Cuanto más se acercaba al centro, más vagabundos encontraba pasando el tiempo entre
cartones, haciendo de la ronda nocturna su rutina, con preocupaciones más
inmediatas que aquel cuya propaganda televisiva no llegaba a sus oídos.
Los
gatos maullaban a una luna que ya se había escondido, cegada por el sol.
Carlos
estaba cansado, pero se acercaba a su objetivo. Llevaba ya tres meses sin
verla, y la echaba de menos. El único día que habían podido compartir desde el
inicio del caos había sido prácticamente un sueño, un oasis en el desierto de
sus ojos.
Tenía
miedo de ver cómo iba a recibirlo ella, pero todas las aventuras se inician con
un poco de miedo.
Allí
estaba la gente que volvía de fiesta, gritándose borrachos cerca del centro de
Madrid.
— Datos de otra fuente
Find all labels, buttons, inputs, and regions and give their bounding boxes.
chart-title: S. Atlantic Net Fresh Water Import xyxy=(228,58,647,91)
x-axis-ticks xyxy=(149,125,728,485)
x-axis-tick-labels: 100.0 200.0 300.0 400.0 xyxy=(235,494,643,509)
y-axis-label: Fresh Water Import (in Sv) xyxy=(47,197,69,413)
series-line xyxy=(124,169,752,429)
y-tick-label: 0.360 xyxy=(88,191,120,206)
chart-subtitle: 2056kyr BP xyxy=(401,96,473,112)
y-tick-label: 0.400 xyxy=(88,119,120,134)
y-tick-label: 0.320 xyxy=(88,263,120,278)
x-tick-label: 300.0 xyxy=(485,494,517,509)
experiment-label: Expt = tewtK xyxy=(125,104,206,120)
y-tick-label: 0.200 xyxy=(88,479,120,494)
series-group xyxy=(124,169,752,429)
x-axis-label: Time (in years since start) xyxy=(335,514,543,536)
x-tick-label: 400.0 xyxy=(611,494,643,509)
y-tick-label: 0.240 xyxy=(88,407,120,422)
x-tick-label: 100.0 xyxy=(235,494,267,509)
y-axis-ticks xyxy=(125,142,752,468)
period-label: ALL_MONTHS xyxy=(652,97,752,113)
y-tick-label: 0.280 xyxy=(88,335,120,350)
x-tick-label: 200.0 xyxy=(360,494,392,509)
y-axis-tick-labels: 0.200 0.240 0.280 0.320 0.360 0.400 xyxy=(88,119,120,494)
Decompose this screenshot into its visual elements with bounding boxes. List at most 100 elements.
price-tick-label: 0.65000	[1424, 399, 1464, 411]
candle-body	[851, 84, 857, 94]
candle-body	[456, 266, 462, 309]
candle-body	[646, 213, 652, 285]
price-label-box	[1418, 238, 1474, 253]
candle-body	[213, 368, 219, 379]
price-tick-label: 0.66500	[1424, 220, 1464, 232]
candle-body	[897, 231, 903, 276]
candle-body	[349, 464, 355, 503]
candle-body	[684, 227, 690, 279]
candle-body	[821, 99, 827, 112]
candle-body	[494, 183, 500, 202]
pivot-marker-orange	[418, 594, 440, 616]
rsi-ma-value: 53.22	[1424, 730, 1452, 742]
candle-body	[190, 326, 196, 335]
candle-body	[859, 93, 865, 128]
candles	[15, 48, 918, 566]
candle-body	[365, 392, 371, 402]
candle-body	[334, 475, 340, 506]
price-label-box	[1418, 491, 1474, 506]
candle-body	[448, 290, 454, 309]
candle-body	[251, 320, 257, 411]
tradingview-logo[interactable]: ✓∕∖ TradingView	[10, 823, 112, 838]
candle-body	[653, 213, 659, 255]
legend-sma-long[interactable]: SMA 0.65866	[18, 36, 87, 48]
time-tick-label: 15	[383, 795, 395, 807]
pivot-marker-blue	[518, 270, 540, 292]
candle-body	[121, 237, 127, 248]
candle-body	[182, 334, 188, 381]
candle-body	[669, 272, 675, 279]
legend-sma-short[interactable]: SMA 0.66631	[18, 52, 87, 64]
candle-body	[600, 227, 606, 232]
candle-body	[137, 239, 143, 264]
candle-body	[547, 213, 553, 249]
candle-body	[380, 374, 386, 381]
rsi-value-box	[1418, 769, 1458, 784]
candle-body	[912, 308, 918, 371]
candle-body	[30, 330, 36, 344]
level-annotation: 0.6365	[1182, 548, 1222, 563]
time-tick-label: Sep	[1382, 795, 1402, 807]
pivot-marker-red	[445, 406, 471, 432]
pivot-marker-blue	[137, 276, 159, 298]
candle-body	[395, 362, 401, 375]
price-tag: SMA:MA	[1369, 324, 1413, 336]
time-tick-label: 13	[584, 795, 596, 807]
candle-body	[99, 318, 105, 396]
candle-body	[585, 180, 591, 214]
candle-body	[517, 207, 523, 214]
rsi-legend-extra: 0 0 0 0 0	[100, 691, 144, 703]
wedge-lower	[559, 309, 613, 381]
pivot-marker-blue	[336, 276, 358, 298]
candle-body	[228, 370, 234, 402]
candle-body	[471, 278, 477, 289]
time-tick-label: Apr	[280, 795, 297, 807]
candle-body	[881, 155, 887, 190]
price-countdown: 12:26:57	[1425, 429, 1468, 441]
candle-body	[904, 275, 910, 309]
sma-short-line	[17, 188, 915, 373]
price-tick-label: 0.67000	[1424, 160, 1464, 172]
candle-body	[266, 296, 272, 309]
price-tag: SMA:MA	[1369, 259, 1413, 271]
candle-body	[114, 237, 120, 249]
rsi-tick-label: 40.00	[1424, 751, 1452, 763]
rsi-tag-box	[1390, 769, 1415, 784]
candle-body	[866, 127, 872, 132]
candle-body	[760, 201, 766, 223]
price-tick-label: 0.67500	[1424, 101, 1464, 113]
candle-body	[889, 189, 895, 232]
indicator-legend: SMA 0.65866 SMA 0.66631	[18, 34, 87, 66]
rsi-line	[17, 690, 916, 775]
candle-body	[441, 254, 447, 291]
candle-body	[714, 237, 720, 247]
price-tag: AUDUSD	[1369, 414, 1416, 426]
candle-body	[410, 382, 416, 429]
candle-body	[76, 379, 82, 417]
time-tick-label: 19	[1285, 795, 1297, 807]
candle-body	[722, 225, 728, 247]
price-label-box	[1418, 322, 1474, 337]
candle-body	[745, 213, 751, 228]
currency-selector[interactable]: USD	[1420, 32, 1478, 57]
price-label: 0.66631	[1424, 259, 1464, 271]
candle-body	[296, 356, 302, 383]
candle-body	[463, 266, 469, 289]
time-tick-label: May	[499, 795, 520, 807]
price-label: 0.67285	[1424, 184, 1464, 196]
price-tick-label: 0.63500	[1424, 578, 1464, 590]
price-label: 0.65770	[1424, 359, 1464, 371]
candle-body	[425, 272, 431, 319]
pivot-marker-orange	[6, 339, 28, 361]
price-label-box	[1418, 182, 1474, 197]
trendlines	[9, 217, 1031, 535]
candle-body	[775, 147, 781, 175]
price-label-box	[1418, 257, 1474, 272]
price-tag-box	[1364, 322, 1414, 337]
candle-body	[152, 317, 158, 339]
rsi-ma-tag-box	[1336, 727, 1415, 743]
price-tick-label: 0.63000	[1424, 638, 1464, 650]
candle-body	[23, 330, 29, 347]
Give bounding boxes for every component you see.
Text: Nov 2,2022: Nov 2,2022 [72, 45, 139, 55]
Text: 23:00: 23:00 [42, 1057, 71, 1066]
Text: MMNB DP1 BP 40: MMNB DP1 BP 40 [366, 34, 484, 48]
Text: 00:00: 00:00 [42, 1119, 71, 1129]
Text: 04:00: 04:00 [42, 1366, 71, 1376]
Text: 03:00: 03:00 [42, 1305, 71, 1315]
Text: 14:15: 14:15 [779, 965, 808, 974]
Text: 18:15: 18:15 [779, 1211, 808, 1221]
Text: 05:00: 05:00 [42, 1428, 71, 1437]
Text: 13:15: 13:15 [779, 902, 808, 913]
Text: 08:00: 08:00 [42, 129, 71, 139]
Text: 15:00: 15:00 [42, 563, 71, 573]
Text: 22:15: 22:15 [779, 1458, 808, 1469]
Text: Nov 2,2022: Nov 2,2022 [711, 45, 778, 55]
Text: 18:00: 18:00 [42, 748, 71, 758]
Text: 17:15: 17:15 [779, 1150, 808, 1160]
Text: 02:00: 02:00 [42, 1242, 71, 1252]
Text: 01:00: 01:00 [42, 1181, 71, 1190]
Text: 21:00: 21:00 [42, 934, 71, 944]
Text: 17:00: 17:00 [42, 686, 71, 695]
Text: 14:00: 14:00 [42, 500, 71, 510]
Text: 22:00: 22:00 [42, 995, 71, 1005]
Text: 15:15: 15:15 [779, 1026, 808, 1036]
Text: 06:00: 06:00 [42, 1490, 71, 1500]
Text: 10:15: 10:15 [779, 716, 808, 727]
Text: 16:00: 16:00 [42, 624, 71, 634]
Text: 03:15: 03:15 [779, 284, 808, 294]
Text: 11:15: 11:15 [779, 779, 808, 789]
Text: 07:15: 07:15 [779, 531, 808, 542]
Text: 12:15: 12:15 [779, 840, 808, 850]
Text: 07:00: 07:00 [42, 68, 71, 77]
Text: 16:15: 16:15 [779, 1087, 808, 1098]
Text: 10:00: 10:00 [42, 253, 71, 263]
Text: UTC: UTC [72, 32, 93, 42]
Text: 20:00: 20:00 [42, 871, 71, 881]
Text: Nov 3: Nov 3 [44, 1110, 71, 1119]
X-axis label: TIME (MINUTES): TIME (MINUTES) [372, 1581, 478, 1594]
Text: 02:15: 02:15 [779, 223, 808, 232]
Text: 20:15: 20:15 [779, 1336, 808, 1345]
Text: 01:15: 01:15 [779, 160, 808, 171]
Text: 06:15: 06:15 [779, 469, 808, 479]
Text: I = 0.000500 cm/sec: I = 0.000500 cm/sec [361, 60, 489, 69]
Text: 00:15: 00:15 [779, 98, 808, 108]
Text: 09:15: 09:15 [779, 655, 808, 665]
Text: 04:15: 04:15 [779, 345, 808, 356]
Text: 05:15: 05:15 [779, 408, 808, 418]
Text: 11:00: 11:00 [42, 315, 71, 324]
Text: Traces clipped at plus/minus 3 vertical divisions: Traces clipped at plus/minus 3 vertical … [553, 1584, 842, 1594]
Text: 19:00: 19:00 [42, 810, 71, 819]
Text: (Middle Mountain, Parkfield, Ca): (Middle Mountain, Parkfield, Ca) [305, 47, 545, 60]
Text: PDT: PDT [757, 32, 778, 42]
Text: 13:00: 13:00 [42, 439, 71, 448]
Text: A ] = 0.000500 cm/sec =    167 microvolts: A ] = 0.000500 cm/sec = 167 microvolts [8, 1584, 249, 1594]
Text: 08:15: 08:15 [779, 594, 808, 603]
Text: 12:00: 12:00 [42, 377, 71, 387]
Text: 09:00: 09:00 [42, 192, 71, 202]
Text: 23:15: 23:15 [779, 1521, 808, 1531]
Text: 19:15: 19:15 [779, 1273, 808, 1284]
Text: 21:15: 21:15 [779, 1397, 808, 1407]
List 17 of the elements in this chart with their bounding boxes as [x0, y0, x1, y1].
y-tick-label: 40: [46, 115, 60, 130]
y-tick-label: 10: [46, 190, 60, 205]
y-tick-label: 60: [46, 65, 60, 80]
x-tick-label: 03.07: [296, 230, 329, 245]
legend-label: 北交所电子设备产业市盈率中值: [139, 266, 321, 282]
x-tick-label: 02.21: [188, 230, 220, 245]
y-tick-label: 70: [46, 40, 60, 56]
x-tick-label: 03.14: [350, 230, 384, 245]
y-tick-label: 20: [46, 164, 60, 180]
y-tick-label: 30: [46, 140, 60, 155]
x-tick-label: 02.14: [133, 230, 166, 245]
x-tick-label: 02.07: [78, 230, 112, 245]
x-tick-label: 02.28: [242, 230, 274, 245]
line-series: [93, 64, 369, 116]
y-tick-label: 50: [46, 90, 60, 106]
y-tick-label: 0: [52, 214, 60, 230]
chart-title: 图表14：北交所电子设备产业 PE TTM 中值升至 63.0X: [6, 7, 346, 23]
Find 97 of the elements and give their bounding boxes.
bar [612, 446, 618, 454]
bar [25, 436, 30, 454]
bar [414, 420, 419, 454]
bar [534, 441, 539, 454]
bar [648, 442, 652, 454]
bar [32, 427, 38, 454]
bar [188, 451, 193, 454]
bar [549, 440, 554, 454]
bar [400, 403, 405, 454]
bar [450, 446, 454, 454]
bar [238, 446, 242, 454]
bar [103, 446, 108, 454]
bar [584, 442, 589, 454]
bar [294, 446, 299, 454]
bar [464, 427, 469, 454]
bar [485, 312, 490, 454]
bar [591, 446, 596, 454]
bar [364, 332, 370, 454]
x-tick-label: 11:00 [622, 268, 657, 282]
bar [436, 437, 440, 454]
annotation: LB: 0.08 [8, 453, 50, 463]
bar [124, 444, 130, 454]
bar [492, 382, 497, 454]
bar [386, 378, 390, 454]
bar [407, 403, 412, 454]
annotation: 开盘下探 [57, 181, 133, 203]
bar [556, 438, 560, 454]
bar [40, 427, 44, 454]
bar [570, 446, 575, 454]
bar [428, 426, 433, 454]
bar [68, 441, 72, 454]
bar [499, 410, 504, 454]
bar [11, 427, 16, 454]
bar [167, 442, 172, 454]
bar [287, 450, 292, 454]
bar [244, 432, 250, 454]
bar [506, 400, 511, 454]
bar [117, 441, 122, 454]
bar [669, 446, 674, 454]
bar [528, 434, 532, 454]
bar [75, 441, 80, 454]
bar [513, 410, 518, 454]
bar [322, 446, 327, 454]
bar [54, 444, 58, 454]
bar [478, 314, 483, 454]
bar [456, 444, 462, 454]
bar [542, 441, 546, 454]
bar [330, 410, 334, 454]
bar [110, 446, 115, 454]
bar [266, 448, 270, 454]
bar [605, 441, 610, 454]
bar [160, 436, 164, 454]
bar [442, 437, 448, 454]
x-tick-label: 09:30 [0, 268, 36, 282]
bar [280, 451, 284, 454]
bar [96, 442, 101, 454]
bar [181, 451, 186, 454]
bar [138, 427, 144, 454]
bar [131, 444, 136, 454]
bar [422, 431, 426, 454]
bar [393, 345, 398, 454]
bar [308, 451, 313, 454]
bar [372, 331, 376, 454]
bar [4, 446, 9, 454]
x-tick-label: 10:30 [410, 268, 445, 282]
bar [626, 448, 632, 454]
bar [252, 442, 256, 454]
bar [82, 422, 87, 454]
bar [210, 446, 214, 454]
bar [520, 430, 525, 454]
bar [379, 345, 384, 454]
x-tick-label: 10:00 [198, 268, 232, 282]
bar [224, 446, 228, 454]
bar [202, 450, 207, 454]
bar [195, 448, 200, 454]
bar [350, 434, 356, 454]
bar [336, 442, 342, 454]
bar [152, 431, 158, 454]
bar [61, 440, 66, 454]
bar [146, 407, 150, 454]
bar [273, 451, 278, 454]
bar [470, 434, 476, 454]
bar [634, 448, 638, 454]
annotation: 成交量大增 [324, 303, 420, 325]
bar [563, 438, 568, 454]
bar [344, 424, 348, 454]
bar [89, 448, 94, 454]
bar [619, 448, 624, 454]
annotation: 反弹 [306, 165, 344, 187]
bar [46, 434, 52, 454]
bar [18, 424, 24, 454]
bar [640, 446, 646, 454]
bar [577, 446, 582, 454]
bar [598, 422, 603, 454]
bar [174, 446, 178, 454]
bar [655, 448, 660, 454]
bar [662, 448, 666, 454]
Carlos los hizo caso omiso mientras pasaba junto a los equipos de
desinfección.
Locales
cerrados, y carteles de eventos que nunca se llegaron a celebrar. “Las cuentas
las lleva el diablo”, pensó mientras recorría la calle que llevaba al portal de
Beatriz.
Siempre
tan llena de vida, y ahora inerte, vacía, ausente de gente que creía viviría
para siempre. Quizá aquel parón evitara la frenética vida que muchos jóvenes
estaban viviendo.
Tras
tres toques, ella le abrió, más dormida que despierta. A la sorpresa inicial,
le siguió una pequeña regañina, y después, toda la poesía que pueden narrarse
los amantes que habían puesto su pasión en cuarentena.